\name{depthf.fd2}
\alias{depthf.fd2}
\title{Bivariate Integrated and Infimal Depth for Functional Data}
\usage{
depthf.fd2(datafA, datafB, range = NULL, d = 101)
}
\arguments{
\item{datafA}{Bivariate functions whose depth is computed, represented by a multivariate \code{dataf} object of 
their arguments (vector), and a matrix with two columns of the corresponding bivariate functional values. 
\code{m} stands for the number of functions.}

\item{datafB}{Bivariate random sample functions with respect to which the depth of \code{datafA} is computed. 
\code{datafB} is represented by a multivariate \code{dataf} object of their arguments
 (vector), and a matrix with two columns of the corresponding bivariate functional values.
\code{n} is the sample size. The grid of observation points for the 
functions \code{datafA} and \code{datafB} may not be the same.}

\item{range}{The common range of the domain where the functions \code{datafA} and \code{datafB} are observed.
Vector of length 2 with the left and the right end of the interval. Must contain all arguments given in 
\code{datafA} and \code{datafB}.}

\item{d}{Grid size to which all the functional data are transformed. For depth computation, 
all functional observations are first transformed into vectors of their functional values of length \code{d}
corresponding to equi-spaced points in the domain given by the interval \code{range}. Functional values in these
points are reconstructed using linear interpolation, and extrapolation.}
}
\value{
Four vectors of length \code{m} are returned:
\itemize{
\item \code{Simpl_FD} the integrated depth based on the bivariate simplicial depth,
\item \code{Half_FD} the integrated depth based on the bivariate halfspace depth,
\item \code{Simpl_ID} the infimal depth based on the bivariate simplicial depth,
\item \code{Half_ID} the infimal depth based on the bivariate halfspace depth.
}
In addition, two vectors of length \code{m} of the relative area of smallest depth values is returned:
\itemize{
\item \code{Simpl_IA} the proportions of points at which the depth \code{Simpl_ID} was attained,
\item \code{Half_IA} the proportions of points at which the depth \code{Half_ID} was attained.
}
The values \code{Simpl_IA} and \code{Half_IA} are always in the interval [0,1]. 
They introduce ranking also among functions having the same
infimal depth value - if two functions have the same infimal depth, the one with larger infimal area
\code{IA} is said to be less central.
}
\description{
Integrated and infimal depths 
of functional bivariate data (that is, data of the form \eqn{X:[a,b] \to R^2},
or \eqn{X:[a,b] \to R} and the derivative of \eqn{X}) based on the
bivariate halfspace and simplicial depths.
}
\details{
The function returns the vectors of sample integrated and infimal depth values.
}
\examples{
datafA = dataf.population()$dataf[1:20]
datafB = dataf.population()$dataf[21:50]

dataf2A = derivatives.est(datafA,deriv=c(0,1))
dataf2B = derivatives.est(datafB,deriv=c(0,1))
depthf.fd2(dataf2A,dataf2B)

}
\references{
Hlubinka, D., Gijbels, I., Omelka, M. and Nagy, S. (2015). 
Integrated data depth for smooth functions and its application in supervised classification. 
\emph{Computational Statistics}, \bold{30} (4), 1011--1031.

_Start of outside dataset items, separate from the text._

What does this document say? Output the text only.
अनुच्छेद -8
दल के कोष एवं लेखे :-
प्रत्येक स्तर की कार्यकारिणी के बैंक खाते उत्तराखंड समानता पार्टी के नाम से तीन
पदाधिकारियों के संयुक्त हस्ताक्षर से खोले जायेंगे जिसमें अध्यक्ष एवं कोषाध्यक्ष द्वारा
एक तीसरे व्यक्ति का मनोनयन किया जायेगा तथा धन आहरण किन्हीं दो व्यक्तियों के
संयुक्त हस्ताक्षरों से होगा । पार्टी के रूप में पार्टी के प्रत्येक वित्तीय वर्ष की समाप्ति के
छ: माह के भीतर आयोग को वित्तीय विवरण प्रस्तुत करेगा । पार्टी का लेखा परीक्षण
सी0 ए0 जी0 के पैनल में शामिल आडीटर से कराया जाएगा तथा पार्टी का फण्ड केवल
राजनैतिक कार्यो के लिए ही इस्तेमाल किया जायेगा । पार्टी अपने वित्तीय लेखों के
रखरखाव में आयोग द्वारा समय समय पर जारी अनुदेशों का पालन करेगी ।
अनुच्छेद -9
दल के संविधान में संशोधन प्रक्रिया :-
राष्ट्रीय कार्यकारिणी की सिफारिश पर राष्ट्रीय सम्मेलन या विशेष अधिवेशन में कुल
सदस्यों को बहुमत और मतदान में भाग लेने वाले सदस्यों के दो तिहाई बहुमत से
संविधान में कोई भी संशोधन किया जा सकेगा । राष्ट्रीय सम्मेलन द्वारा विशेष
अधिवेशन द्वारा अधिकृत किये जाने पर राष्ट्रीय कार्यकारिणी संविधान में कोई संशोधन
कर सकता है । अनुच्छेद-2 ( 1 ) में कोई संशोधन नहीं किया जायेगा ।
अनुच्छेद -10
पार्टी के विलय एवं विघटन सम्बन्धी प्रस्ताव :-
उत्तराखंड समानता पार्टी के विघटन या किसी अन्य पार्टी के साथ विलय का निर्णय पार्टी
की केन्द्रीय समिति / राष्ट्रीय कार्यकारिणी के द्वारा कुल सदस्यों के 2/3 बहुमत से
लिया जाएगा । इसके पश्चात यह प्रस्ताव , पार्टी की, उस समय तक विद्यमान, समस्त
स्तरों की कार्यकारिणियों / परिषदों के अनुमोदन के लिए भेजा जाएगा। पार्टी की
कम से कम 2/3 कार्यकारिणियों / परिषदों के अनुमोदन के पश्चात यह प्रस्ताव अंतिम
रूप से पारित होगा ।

Nagy, S., Gijbels, I. and Hlubinka, D.  (2017).
Depth-based recognition of shape outlying functions. 
\emph{Journal of Computational and Graphical Statistics}, \bold{26} (4), 883--893.
}
\seealso{
\code{\link{depthf.fd1}}, \code{\link{infimalRank}}
}
\author{
Stanislav Nagy, \email{nagy at karlin.mff.cuni.cz}
}
\keyword{depth}
\keyword{derivatives}
\keyword{functional}